PhD Thesis: Alors On Danse!

Think-Do-Living the Embodied Musicking Subject

This portfolio of compositions and commentary takes as its subject the musicking body and the entanglement of embodiment and composition. The five practical projects are all centred on a constellation of concerns about the musicking body which the thesis develops. The first chapter is a phenomenology of my creative practice, starting with my body sitting on a chair, at my desk.
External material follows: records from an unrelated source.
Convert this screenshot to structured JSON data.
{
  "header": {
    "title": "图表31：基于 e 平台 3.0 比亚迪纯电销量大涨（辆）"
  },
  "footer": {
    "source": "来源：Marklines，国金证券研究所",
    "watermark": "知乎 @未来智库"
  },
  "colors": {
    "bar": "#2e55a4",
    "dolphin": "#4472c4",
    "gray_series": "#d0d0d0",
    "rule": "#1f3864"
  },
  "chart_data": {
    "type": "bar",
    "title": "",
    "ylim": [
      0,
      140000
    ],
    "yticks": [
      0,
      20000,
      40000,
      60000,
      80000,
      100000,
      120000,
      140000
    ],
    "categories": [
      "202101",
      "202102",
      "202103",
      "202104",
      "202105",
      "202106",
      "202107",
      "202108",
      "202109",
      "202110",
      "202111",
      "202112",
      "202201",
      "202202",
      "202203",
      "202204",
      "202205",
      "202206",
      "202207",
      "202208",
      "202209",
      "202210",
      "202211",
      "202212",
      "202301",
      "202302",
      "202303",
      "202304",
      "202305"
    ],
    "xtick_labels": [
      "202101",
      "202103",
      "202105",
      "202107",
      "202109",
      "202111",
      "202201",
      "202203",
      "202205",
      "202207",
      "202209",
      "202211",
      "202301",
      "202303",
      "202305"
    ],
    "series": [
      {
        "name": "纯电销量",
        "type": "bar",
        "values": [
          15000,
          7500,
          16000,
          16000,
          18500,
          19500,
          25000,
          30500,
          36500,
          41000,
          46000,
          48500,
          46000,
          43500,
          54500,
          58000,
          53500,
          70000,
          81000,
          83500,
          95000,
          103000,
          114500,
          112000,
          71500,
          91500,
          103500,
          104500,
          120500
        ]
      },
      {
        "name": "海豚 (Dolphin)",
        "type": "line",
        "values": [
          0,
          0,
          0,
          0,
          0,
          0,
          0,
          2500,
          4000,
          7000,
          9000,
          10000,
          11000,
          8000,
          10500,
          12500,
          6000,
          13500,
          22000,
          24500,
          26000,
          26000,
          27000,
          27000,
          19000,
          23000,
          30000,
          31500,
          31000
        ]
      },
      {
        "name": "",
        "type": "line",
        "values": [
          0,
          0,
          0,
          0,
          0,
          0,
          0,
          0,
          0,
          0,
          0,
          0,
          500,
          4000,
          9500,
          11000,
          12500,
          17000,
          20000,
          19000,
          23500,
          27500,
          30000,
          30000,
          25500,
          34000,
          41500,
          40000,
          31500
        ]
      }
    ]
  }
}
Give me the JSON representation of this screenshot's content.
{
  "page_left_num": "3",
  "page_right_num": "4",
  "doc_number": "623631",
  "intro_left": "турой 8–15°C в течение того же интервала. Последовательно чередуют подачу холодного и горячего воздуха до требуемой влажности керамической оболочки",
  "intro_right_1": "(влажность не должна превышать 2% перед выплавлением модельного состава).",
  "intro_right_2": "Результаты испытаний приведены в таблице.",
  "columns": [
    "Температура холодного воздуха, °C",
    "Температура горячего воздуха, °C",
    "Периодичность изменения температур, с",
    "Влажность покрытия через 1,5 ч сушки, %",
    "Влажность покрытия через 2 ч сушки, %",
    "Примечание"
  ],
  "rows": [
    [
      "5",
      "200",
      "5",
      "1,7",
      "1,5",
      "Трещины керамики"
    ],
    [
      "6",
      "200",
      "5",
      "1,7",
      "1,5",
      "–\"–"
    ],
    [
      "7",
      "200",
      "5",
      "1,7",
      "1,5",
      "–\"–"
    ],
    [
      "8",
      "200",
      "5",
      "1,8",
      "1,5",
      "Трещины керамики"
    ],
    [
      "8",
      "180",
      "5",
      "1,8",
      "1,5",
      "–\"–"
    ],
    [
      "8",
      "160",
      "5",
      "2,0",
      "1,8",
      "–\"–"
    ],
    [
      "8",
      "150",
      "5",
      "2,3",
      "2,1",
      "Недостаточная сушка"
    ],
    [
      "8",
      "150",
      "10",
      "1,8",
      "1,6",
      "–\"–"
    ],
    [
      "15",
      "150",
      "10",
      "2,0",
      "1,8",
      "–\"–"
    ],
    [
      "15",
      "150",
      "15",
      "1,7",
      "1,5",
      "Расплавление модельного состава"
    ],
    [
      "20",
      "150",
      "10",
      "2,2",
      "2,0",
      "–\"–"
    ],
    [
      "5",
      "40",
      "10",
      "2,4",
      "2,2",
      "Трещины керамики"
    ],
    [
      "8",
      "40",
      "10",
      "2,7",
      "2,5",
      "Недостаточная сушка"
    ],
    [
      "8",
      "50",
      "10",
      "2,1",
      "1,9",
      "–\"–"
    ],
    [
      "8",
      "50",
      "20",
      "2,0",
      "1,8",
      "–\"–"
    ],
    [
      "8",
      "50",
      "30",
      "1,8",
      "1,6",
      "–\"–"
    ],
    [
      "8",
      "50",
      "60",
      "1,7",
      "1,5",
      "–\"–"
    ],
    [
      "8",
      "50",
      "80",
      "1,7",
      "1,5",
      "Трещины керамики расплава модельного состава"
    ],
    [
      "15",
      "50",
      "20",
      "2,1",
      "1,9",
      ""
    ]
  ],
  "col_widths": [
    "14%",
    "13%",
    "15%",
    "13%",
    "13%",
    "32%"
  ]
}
From this stationary position I draw out a series of continuities, discontinuities, and resonances, showing my composing body to be always entangled with all the material conditions of my practice. The second chapter, through a discussion of embodied perception, proposes that this body is a doubling of intense unification and indeterminacy. I begin with John Cage’s advocacy of ‘sound without purpose’ — sound that does not serve a predetermined outcome — and suggest that this implies that the musicking body is indeterminate and also syncretic. Synaesthesia and psychosis serve not only as ways of to approach this ‘sound without purpose’ but also as descriptors and inspirations for my practice. The third chapter situates the previous two in social contexts, particularly regarding gender — drawing heavily on the work of Hélène Cixous — and the limitations and opportunities presented by the Coronavirus pandemic. This thesis concludes by acknowledging the limitation of my research-practice, particularly regarding race, and by suggesting some new avenues and considerations for this research-practice to take in the future.